Personally, I think these would all be great additions!
Regarding À La Carte, should the la (litterally, "the") also be lowercase? so as à la Carte?
Should that also be extended to lowercase au (à + le) and aux (à + les) as well? (these are the masculine and plural forms of à la, which is feminine).
Regarding "Lowercase de, von, van, le, du" -- should this list be extended to des (de + les; du is de + le; de la is written out, all meainng "of the")? and also les and la (the plural and feminine forms of le, meaning "the")? (I realize la is sometimes used as a music note, so it's inclusion may cause more false positives than is helpful.)

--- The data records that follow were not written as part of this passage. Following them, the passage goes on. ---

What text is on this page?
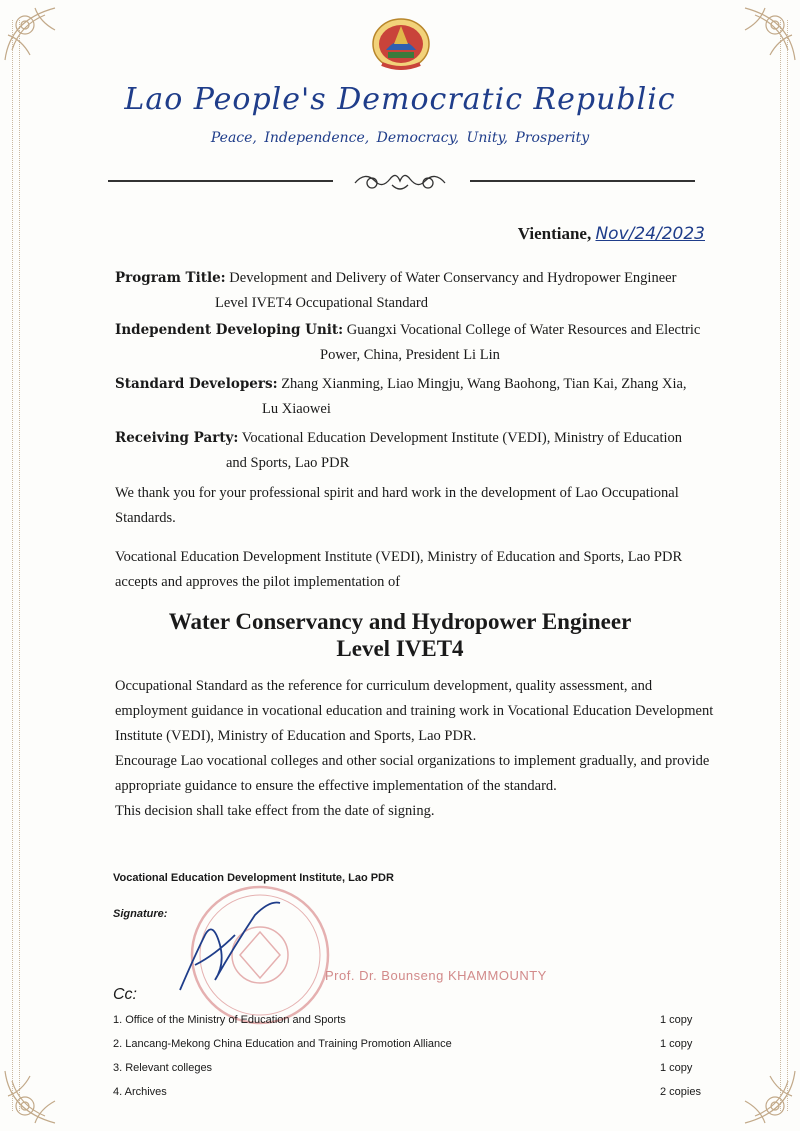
Lao People's Democratic Republic
Peace, Independence, Democracy, Unity, Prosperity
Vientiane, Nov/24/2023
Program Title: Development and Delivery of Water Conservancy and Hydropower Engineer
Level IVET4 Occupational Standard
Independent Developing Unit: Guangxi Vocational College of Water Resources and Electric
Power, China, President Li Lin
Standard Developers: Zhang Xianming, Liao Mingju, Wang Baohong, Tian Kai, Zhang Xia,
Lu Xiaowei
Receiving Party: Vocational Education Development Institute (VEDI), Ministry of Education
and Sports, Lao PDR
We thank you for your professional spirit and hard work in the development of Lao Occupational Standards.
Vocational Education Development Institute (VEDI), Ministry of Education and Sports, Lao PDR accepts and approves the pilot implementation of
Water Conservancy and Hydropower Engineer
Level IVET4
Occupational Standard as the reference for curriculum development, quality assessment, and employment guidance in vocational education and training work in Vocational Education Development Institute (VEDI), Ministry of Education and Sports, Lao PDR.
Encourage Lao vocational colleges and other social organizations to implement gradually, and provide appropriate guidance to ensure the effective implementation of the standard.
This decision shall take effect from the date of signing.
Vocational Education Development Institute, Lao PDR
Signature:
Prof. Dr. Bounseng KHAMMOUNTY
Cc:
1. Office of the Ministry of Education and Sports	1 copy
2. Lancang-Mekong China Education and Training Promotion Alliance	1 copy
3. Relevant colleges	1 copy
4. Archives	2 copies
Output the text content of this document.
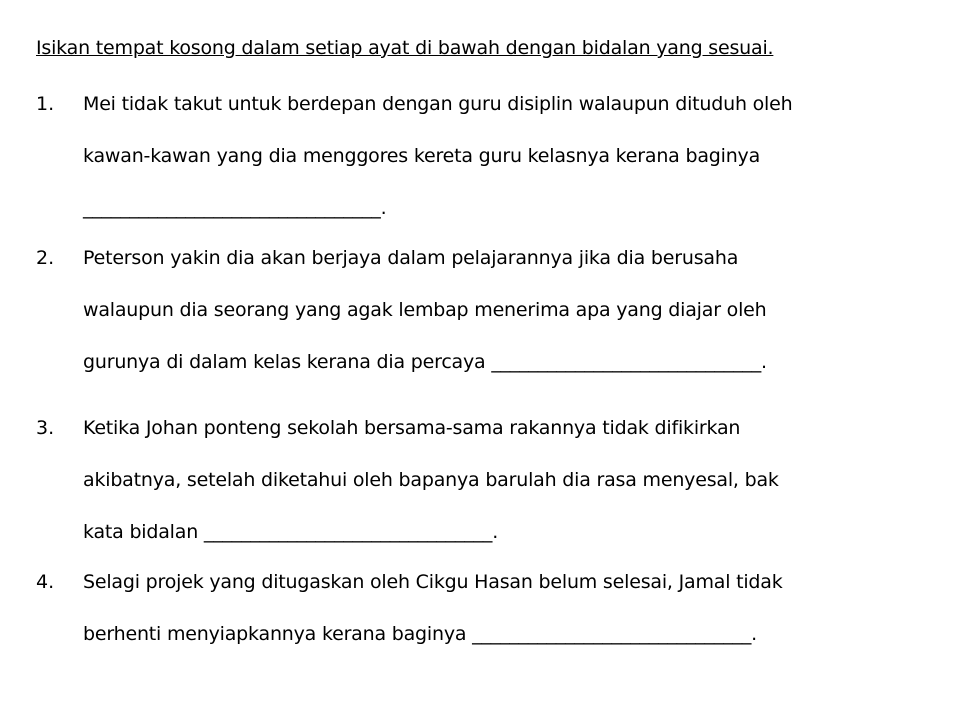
Isikan tempat kosong dalam setiap ayat di bawah dengan bidalan yang sesuai.
1. Mei tidak takut untuk berdepan dengan guru disiplin walaupun dituduh oleh
kawan-kawan yang dia menggores kereta guru kelasnya kerana baginya
________________________________.
2. Peterson yakin dia akan berjaya dalam pelajarannya jika dia berusaha
walaupun dia seorang yang agak lembap menerima apa yang diajar oleh
gurunya di dalam kelas kerana dia percaya _____________________________.
3. Ketika Johan ponteng sekolah bersama-sama rakannya tidak difikirkan
akibatnya, setelah diketahui oleh bapanya barulah dia rasa menyesal, bak
kata bidalan _______________________________.
4. Selagi projek yang ditugaskan oleh Cikgu Hasan belum selesai, Jamal tidak
berhenti menyiapkannya kerana baginya ______________________________.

These all look reasonable to me, and happy to take a PR (or possibly better several PRs as these look like a large number of rules?).
My biggest ask would be to make sure that each new rule adds a test case or two which demonstrates (and validates) when it is and is not supposed to trigger, and that it's operating correctly. Should be easy to just add a phrase-per-rule ish to the tests.py.
So, something I forgot was that Standard Ebooks’ tooling is GPL3 which isn’t compatible with MIT. That makes the way forwards a little difficult and comes down to a couple of options.
- I could check which of them I added and leave it at that. Potentially I could check in with other contributors to see if they’d be happy having their contributions reused in an MIT codebase. But I’ve checked with one of the bigger contributors and they’re not.
- Alternatively I could leave the list here, but remove the link. Then other people could do a cleanroom implementation of the functionality without reference to a GPL3 codebase.
Sorry about that, it honestly didn’t cross my mind until I sat down to actually implement it.
:/, that's unfortunate. I definitely can't do any kind of license change on this end in good conscience. I'm just a steward really of a project which has had many owners over the years.
I guess the best path forward is to pull over any changes you can, and then leave this open with the link removed as you suggested. It's a great todo list for anyone looking for some simple OSS contributions at least.
OK, I’ll try to get around to this at some point over the next week.
I reviewed through blame who’d contributed which rules, and it turns out that all but two were written by a contributor who would (reasonably of course) rather their code remains GPL-3 rather than MIT. The other two were written by me, but are not useful in the more general context.
So I think I’ve done as much as I can here. I know the original code so I don’t want to attempt a black-box reimplementation as MIT. If anyone else who hasn’t read the GPL3 code wants to take this list as the starting point for python-titlecase improvements then go for it, but otherwise let’s close this issue.
Thanks for the time anyway, and sorry that I hadn’t been more careful about licensing when I proposed this.